La bestia

El señor de las moscas, de William Golding, fue uno de los libros que más disfruté durante mi preparatoria. Narra cómo, en una isla desierta, un grupo de niños —que representan la inocencia y la falta de malicia— se ve en la necesidad de elegir a un líder para tomar decisiones.

El sistema funciona hasta que otro decide disputar el poder basándose en una idea y emoción poderosa: el miedo. De este modo, por alguna razón, entre los infantes empieza a surgir la idea de que existe una bestia que también habita la isla.

Frente a ello, quienes aún obedecen las reglas, poco a poco las abandonan y deciden ceder el poder al niño cazador que les ofrece “protección”. La historia termina trágicamente; sin embargo, conforme avanza, nos damos cuenta de que tal bestia nunca existió.

Por supuesto que una sociedad moderna es mucho más compleja que la que describe la novela; no obstante, las preguntas e hipótesis que ésta plantea aplican para situaciones actuales.

El Estado —afirmó Max Weber en La política como vocación— es aquella comunidad humana que, dentro de un determinado territorio, reclama para sí el monopolio de la violencia física legítima.

Dicha afirmación resulta lógica en teoría, pero enfrenta una realidad más compleja en la práctica. Aunque el Estado posee el monopolio legítimo de la fuerza, los grupos delincuenciales convirtieron la violencia, la amenaza y el miedo en herramientas de control.

Cuando se impone dicho temor, la ciudadanía deja de confiar en las instituciones; prefiere no recurrir a ellas y termina sometiéndose a quienes la amenazan. Así, el miedo deja de ser una consecuencia de la violencia y se convierte en un mecanismo para ejercer poder.

Este fenómeno se observa con mucha claridad en diversos delitos cometidos por organizaciones criminales, pero quizá su máxima expresión la encontramos en la extorsión, la cual casi no se denuncia, porque las víctimas, en su gran mayoría, están amenazadas. De ahí que ese ilícito se convierta en la bestia que nadie ve, pero a la que se le teme, con la gran diferencia de que esta sí lacera a la sociedad.

Diversos estudios que abordan el tema en México señalan la existencia de varios esquemas que facilitan la expansión de este delito. Entre ellos, quizá el más dañino es el relacionado con la extorsión cometida en contra de las propias autoridades. Como ejemplo, referiré un expediente al que tuve acceso y que, por motivos de seguridad, no puede revelarse.

Durante su campaña, un candidato de un partido opositor recibió un ofrecimiento de apoyo económico por parte de un grupo empresarial con probables vínculos con la delincuencia organizada.

Él aceptó y ganó la elección. Sin embargo, inmediatamente, el mismo grupo le exigió un porcentaje de toda la obra pública en el municipio, advirtiéndole que, en caso de negarse, habría represalias en su contra.

En ese sentido, además de que se quedaron con la obra pública, ahora controlan la venta de bebidas alcohólicas, la organización de eventos (incluidas las fiestas patronales) y toda actividad comercial generada desde el gobierno municipal.

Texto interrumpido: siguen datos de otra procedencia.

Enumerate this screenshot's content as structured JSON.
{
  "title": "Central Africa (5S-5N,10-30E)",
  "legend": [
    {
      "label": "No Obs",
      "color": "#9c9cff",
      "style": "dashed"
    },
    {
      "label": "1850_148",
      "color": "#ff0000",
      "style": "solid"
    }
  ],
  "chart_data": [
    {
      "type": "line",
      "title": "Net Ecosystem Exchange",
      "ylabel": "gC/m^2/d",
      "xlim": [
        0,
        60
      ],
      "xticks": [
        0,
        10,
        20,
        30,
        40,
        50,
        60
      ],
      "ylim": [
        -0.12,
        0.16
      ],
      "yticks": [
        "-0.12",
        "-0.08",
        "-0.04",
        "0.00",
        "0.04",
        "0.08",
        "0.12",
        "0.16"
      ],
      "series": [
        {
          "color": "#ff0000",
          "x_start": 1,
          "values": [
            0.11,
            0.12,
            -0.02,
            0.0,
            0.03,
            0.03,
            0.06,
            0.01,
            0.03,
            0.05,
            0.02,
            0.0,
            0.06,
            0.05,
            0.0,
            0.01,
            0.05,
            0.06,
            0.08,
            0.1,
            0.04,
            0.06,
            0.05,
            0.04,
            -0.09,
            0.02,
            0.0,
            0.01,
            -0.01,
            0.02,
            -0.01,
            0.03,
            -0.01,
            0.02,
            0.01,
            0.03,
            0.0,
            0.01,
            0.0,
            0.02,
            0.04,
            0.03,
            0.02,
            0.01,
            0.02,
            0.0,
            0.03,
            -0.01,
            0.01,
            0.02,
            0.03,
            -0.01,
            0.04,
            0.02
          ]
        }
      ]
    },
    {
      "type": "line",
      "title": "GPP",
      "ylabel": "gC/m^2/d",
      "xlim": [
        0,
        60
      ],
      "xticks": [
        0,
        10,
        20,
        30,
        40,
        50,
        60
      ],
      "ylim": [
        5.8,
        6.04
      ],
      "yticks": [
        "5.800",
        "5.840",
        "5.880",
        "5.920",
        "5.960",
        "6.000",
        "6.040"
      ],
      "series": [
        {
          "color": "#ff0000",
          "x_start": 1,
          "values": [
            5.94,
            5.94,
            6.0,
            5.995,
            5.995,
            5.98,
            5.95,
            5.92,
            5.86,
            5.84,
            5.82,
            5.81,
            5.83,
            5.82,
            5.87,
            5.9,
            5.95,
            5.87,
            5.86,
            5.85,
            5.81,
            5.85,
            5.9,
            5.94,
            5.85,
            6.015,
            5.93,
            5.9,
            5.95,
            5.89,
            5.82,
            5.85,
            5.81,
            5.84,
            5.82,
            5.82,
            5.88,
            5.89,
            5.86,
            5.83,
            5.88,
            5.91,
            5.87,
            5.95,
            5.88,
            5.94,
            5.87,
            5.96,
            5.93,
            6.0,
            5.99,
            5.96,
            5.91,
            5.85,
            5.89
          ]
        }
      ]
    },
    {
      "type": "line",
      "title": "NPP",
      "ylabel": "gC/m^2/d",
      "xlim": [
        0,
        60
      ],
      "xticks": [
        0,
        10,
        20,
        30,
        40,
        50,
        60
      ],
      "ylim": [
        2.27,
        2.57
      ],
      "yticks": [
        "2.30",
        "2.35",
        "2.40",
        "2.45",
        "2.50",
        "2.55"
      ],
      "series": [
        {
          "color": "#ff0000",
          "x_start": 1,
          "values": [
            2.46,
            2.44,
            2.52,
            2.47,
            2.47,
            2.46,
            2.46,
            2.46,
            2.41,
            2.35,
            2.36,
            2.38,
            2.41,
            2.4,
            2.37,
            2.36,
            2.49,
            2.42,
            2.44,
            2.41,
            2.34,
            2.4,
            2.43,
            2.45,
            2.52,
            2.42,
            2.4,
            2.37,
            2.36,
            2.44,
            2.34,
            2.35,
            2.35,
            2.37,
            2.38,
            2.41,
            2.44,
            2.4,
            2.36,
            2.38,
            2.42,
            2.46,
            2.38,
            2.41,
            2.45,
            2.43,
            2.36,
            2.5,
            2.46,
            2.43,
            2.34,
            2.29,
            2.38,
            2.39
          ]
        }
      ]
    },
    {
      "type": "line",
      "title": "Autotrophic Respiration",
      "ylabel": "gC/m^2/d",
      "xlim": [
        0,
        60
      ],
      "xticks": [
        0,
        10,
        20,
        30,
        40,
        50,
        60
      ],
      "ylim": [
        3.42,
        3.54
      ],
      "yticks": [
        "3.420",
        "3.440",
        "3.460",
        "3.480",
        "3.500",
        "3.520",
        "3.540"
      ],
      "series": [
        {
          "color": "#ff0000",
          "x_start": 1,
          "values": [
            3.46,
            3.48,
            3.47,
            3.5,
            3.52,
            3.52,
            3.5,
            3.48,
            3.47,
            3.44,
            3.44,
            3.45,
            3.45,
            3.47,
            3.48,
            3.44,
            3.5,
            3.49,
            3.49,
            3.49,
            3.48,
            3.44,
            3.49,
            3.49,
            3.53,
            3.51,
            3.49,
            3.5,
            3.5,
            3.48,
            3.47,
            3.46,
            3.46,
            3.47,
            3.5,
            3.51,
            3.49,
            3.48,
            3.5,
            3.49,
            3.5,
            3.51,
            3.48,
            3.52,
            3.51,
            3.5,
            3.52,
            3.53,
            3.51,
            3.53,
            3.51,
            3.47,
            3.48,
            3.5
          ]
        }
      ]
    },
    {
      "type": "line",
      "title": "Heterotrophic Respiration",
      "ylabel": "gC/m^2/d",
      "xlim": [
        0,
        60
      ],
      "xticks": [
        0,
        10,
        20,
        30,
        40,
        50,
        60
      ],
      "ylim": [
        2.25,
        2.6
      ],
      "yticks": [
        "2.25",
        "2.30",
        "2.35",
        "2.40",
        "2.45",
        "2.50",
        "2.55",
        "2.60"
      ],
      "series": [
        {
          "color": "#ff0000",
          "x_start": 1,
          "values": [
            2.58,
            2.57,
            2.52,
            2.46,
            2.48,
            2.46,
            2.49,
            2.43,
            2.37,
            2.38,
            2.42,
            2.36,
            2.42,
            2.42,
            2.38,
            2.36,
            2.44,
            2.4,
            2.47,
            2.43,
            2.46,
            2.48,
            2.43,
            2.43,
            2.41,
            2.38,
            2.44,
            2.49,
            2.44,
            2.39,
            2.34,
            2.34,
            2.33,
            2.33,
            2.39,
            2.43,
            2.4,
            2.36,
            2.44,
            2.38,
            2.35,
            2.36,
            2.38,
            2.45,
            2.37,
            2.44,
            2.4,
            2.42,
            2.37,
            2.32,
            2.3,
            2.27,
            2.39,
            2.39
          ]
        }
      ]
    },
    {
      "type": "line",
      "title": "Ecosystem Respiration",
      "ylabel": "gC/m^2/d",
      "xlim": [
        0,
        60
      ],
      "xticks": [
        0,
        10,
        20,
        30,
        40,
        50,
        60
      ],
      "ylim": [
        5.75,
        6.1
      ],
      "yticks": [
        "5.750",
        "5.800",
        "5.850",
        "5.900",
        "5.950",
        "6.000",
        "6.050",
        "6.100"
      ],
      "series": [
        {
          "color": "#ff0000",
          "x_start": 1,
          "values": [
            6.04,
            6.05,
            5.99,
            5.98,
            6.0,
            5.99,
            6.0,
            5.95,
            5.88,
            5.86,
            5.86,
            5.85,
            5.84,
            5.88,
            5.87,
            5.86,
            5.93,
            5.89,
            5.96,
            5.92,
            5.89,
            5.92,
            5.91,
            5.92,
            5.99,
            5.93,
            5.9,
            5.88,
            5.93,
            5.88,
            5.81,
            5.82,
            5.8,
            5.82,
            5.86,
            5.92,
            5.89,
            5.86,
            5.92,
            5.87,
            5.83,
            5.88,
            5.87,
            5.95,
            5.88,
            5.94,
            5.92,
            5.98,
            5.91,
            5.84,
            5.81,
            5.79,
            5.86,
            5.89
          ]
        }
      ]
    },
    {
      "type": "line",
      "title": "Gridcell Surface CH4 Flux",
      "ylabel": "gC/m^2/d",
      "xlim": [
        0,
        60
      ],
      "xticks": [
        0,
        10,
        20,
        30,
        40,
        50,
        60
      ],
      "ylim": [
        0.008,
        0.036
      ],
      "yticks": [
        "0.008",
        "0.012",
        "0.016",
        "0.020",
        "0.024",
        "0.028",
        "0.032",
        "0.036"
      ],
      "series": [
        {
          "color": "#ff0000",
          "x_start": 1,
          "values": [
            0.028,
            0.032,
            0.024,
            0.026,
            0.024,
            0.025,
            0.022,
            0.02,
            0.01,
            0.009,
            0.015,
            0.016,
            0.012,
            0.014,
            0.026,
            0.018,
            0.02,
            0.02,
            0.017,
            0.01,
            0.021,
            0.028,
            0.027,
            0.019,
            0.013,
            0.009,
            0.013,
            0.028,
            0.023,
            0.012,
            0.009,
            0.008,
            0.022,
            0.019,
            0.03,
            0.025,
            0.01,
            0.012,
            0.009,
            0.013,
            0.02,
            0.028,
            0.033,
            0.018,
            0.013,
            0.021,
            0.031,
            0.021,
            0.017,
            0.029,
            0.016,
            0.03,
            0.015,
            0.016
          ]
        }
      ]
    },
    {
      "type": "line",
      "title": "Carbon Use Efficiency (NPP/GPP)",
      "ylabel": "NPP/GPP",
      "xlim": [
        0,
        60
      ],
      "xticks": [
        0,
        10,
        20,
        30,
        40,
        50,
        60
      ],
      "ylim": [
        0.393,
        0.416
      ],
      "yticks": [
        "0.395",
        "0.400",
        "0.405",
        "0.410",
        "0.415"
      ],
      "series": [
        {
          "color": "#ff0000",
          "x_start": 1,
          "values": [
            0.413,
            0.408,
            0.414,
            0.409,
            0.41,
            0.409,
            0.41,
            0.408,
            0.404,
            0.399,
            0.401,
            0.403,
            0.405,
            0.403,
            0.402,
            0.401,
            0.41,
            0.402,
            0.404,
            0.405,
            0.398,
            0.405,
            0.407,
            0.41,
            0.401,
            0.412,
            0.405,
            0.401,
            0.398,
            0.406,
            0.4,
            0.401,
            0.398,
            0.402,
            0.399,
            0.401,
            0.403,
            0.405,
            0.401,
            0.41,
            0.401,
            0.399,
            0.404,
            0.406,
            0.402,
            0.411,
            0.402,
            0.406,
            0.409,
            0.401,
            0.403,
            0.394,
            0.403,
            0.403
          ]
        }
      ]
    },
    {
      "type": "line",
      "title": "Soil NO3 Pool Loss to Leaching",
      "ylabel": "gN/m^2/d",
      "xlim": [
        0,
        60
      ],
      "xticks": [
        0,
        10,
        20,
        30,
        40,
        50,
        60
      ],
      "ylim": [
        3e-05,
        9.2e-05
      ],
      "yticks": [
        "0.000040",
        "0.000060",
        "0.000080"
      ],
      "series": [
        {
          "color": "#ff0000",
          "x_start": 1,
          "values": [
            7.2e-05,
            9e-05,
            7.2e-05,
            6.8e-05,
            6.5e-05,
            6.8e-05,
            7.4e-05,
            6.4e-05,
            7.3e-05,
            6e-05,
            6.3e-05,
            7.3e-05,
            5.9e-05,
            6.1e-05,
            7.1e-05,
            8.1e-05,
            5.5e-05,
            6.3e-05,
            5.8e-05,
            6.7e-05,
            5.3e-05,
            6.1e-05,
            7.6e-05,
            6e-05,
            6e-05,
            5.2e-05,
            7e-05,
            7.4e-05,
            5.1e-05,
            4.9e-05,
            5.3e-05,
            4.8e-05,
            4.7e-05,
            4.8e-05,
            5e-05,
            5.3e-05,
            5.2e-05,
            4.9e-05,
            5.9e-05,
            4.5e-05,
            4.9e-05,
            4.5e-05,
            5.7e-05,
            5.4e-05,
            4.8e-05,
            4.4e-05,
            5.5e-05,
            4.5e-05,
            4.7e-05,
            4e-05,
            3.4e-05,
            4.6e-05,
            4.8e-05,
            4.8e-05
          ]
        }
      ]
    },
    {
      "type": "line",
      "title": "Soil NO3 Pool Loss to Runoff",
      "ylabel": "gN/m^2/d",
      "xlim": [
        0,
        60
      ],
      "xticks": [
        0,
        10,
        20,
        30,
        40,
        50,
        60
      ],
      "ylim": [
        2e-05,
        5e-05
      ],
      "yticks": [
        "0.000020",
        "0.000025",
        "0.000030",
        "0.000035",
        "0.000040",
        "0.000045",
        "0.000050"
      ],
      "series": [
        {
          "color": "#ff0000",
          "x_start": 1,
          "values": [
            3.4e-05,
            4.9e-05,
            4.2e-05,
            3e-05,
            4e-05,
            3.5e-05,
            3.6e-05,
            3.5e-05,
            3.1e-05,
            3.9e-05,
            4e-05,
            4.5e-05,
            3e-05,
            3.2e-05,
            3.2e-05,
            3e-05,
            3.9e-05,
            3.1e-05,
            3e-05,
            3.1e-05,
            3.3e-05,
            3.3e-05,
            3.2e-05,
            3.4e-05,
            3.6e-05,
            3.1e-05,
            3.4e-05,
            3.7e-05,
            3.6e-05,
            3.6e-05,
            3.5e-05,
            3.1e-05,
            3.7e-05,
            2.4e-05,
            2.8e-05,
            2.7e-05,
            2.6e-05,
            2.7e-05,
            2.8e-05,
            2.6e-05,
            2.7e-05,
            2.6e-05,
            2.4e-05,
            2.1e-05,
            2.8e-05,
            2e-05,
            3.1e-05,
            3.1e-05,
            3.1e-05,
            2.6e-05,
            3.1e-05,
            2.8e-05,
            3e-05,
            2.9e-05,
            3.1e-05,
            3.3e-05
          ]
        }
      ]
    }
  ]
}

De esta manera, dichos grupos se infiltran tanto en los asuntos públicos como en el sector privado. En el segundo caso, la extorsión se registra en dos modalidades: telefónica y presencial. La telefónica generalmente se realiza desde centros penitenciarios, mientras que la presencial está relacionada con una amenaza directa del uso de la fuerza, y quien la realiza casi siempre afirma estar vinculado a un grupo delincuencial.

Así, a través de la amenaza, en algunas regiones ya existen grupos enquistados en las actividades económicas más importantes: distribución de materiales pétreos y combustible, explotación de recursos naturales y venta de ganado, entre otras.

El problema radica en que esta actividad está mutando a sistemas más difíciles de detectar y castigar, pues trasladan los ilícitos a infraestructuras legalmente establecidas, que permiten el flujo de dinero y funcionan como una especie de fachada, ya sea a través de la formación de un sindicato local o de una empresa formalmente constituida.

Esta bestia de mil cabezas daña tanto a las instituciones como al propio sistema económico. A los municipios, por ejemplo, los vuelve más vulnerables; a las empresas y empresariado les resta ganancias y, al mismo tiempo, destruye cualquier incentivo para nuevas inversiones.

La atención a este delito es tan compleja como su propia naturaleza. Sobre esto he profundizado y se verá plasmado próximamente, al terminar una trilogía que inicié hace años y que comenzó con los libros Escuadrones de la muerte en México y La economía del delito.

Hacerlo resulta fundamental, sobre todo porque no puede negarse la existencia de la bestia ni el daño que ocasiona. De ahí que detenerla debe ser una prioridad compartida.